News & Politics

Second Homes: A House With A View

For many, owning a waterfront home is a dream. Here’s how a couple made theirs a reality, thanks to a money-saving design.

The cedar on this modern St. Mary’s County home was inspired by an old barn visitors drive by on the way to the house. Photograph by Anice Hoachlander/Hoachlander Davis.

Eric McFadden and Victor DeFrancis had a specific idea of what they wanted in a second home. They envisioned something remote and secluded with water views. And they didn’t want to drive more than two hours or cross the Bay Bridge to get there.

Their search led them first to Maryland’s Calvert County. “We kept finding tear-downs that were in densely populated neighborhoods,” McFadden says. “There would be water on one side but then houses all around us.”

After six weeks of house-hunting, they decided to push farther south, into St. Mary’s County. “I didn’t even know this area existed when we started looking,” McFadden says. They were struck by the county’s unspoiled rural landscape, water views, and more affordable prices.
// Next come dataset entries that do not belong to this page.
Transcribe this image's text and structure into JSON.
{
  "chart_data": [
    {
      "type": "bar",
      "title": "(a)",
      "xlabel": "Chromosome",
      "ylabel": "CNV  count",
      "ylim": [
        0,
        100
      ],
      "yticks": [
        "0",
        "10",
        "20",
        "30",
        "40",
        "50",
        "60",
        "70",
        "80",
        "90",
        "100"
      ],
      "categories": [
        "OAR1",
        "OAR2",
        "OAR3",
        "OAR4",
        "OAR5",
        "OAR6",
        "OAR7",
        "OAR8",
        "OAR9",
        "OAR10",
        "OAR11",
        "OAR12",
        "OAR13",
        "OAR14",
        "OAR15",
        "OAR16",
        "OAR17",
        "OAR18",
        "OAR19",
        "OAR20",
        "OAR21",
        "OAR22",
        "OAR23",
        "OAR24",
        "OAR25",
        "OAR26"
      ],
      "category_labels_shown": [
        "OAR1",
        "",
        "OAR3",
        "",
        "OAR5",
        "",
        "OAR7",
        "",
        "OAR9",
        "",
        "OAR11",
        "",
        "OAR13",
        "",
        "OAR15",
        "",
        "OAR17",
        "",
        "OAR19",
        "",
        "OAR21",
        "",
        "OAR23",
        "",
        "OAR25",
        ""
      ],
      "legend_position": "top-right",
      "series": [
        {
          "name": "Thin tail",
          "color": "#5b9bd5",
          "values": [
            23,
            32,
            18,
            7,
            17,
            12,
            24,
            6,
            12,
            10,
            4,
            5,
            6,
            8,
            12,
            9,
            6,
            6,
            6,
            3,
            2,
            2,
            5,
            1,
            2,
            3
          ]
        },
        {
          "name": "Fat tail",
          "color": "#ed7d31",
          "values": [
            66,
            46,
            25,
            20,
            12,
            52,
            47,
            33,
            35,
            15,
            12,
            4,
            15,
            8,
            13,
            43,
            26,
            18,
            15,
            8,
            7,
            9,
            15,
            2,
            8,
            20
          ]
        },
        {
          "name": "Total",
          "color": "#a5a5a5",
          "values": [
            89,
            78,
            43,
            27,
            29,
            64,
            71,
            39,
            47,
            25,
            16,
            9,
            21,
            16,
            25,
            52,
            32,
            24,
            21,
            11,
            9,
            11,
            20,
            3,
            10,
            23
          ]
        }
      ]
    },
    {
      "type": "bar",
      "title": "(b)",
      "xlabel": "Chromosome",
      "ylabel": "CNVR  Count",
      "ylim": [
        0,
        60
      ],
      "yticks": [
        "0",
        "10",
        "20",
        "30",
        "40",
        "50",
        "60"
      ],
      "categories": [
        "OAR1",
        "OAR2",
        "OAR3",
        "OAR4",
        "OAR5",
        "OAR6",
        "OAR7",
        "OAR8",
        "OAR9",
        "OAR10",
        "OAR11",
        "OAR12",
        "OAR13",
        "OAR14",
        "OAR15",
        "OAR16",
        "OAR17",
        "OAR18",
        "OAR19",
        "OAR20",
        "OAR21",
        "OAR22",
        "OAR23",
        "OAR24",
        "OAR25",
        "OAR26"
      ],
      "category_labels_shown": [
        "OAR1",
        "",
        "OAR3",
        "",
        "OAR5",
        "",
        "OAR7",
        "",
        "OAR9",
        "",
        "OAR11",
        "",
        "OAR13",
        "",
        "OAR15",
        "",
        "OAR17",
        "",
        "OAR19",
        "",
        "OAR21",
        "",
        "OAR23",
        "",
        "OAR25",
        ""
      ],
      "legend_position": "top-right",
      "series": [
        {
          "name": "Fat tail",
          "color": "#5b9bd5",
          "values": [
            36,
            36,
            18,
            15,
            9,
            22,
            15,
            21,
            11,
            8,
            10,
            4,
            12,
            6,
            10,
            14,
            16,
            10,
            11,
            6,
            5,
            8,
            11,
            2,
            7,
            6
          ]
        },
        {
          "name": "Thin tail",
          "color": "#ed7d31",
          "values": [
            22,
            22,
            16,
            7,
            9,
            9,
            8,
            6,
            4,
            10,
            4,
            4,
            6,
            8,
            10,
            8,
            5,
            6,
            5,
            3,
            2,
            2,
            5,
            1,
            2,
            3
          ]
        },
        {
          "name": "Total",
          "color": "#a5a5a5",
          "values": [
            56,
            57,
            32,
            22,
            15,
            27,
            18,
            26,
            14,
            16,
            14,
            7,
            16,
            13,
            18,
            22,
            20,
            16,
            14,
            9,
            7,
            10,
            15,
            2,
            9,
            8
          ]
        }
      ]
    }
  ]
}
Eventually, they came upon a small rancher on the Potomac River in Leonardtown that had been built as a summer cottage in the 1940s. To get to it, you have to drive through cornfields that wind by several barns. Although the house sits on only a half acre and has neighbors on both sides, it feels private: “There’s a farm out back and the water on the other side,” McFadden says. “You can see six miles across to Virginia.”

The original plan was to renovate. The couple hired DC architect Todd Ray of Studio Twenty Seven Architecture and told him they wanted to stick to a modest budget of about $100,000.

Ray discovered that the rear portion of the house was infested with termites and riddled with mold and mildew, making the renovation much more expensive. “The challenge became: Can we create something new out of prefabricated materials that sticks to their budget?” he says.

Eric McFadden and Victor DeFrancis found St. Mary’s County waterfront more affordable. Photograph by Dan Chung.

McFadden and DeFrancis—lawyers whose main residence is on Capitol Hill—wanted something mimimalist that respected the landscape and took advantage of water views. The design started as one simple box made of structurally insulated plywood panels. After briefly considering installing a Murphy bed for guests, they decided to expand their budget and add a second bedroom. Because of strict zoning regulations about building along the waterfront, whatever they constructed couldn’t exceed the original footprint.

Ray designed a second box closer to the road, with a glass structure connecting the two pieces. “It’s very simple: two boxes connected by two bridges,” he says.

The box closest to the water houses an open two-story space—the main living area with kitchen and living and dining rooms on the first floor and, above that, a lofted master suite. The second box contains the guest bedroom and two bathrooms, one on each floor.

Ray made sure that from every spot in the house there were views of either the water or the farm: “The idea was to create a series of portals to see the landscape.” Twenty-foot ceilings and three big windows in the main living area make the small house—only 1,527 square feet—feel larger.

A slatted cedar rain screen on the smaller box adds warmth to the spare design and echoes an aging wooden tobacco barn that visitors drive by when approaching the house. Ray describes it as “a gesture towards contextualism.”

McFadden and DeFrancis spend every weekend at the house in the summer and go at least twice a month in the winter. They’ve fallen in love with the community, which they say has welcomed them—and their boxy modern home. Says McFadden: “We have lots of neighbors who knock on the door and ask, ‘Can we look inside?’ ”

The first level’s open floor plan includes a kitchen plus living and dining rooms. Twenty-foot ceilings and large windows in the main living area lend a spacious feel to the house, which is only about 1,500 square feet. To keep down costs, the exterior was built with insulated plywood panels. Photographs by Dan Chung and Anice Hoachlander/Hoachlander Davis.

This article appears in the June 2014 of Washingtonian.